What could be done to stop the food shortage?

“To improve the situation, I’d like to see a relaxation of the CPC regulations allowing drivers, whose certification has lapsed, to come back into the business and have 12 months grace to complete refresher training,” said Dave Webster, Managing Director of Yorkshire-based transport services provider Brocklehurst Transport.

Dave continues: “The Government needs to encourage insurance companies to lower the minimum age from 25 to 21, as this means so many more talented young drivers can enter the industry. This would be a massive help!”

The Road Haulage Association (RHA), the UK’s only trade association dedicated to road transport operators, also says it needs access to EU and EEA labour to address the driver shortage and has asked for the introduction of a temporary worker visa for HGV drivers.

The RHA is also calling for this occupation to be added to the Home Office Shortage Occupation List.

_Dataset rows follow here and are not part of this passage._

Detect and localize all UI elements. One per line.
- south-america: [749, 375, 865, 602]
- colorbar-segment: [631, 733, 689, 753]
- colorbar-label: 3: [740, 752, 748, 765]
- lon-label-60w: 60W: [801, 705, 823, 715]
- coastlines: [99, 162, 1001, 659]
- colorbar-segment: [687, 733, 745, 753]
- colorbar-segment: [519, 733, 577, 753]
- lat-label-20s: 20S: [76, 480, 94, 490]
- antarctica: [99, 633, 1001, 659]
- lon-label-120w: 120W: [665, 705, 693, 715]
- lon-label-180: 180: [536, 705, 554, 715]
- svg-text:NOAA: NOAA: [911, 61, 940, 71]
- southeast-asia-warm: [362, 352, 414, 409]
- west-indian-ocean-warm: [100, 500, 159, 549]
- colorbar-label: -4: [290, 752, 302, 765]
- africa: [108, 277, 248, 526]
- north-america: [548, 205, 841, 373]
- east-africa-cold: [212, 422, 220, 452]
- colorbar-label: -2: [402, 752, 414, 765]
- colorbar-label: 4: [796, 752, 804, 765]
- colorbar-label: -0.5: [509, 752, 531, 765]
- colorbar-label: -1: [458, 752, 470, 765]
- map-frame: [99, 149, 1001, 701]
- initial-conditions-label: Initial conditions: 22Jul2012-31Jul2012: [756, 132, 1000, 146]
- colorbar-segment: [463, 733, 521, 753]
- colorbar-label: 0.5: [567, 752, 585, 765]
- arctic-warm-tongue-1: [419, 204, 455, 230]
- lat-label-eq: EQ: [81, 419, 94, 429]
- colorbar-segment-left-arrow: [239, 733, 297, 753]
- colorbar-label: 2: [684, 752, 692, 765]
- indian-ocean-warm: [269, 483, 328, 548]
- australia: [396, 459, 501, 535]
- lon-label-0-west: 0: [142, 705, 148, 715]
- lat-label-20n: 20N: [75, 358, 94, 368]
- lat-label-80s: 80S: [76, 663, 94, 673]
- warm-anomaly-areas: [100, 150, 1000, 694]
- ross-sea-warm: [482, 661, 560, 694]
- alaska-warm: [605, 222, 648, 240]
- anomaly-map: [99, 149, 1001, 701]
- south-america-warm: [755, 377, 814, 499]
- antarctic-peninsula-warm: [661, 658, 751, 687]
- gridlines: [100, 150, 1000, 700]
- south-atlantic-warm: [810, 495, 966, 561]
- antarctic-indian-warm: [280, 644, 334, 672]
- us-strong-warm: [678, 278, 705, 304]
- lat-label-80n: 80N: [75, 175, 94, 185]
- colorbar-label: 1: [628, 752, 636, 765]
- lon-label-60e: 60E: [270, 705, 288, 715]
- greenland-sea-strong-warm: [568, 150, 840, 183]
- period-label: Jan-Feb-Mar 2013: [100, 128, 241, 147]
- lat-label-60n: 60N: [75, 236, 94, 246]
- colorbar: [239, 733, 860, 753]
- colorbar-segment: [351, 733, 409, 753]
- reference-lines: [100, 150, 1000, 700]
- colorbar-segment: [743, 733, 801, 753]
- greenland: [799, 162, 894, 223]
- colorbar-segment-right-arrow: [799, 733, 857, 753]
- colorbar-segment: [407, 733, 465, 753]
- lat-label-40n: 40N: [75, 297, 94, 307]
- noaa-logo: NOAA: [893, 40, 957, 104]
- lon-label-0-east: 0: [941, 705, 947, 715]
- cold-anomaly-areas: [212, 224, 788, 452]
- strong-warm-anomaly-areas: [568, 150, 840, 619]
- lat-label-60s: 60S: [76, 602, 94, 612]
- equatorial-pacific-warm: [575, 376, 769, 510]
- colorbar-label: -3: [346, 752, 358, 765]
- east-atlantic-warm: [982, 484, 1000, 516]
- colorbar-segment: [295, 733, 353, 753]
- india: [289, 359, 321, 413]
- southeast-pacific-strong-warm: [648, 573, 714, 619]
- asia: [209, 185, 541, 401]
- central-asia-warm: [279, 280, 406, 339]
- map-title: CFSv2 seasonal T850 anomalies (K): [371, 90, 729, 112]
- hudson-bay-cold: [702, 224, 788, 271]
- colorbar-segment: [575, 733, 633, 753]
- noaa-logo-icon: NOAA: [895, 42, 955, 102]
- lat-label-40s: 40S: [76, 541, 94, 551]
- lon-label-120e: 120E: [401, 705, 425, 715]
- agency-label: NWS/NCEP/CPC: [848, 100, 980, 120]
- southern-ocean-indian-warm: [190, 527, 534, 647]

Steven Holmes, Sales Director UK&I, BluJay Solutions: “The lorry driver shortage is set to get worse over the coming weeks, with ‘return to work’ prompting more deliveries, and the holiday season approaching. As the search for a permanent solution continues, supply chain managers would be wise to adopt agile technologies that alleviate the strain and make everyday tasks frictionless.

“In the absence of enough drivers to get the goods flowing frictionlessly, this end can still be achieved through data, networks and applications. At the border, automated customs declarations and remote submission to HMRC can vastly reduce hassle and worry.

“When trade is disrupted, connecting with global trade networks can help to smoothly orchestrate resilient trading worldwide. And the vast increase in customer expectations for fast and high-quality delivery is more easily tackled by technologies that increase visibility for both drivers and customers. Thanks to the wealth of available technologies, drivers needn’t fear the supply chain of today…or tomorrow.”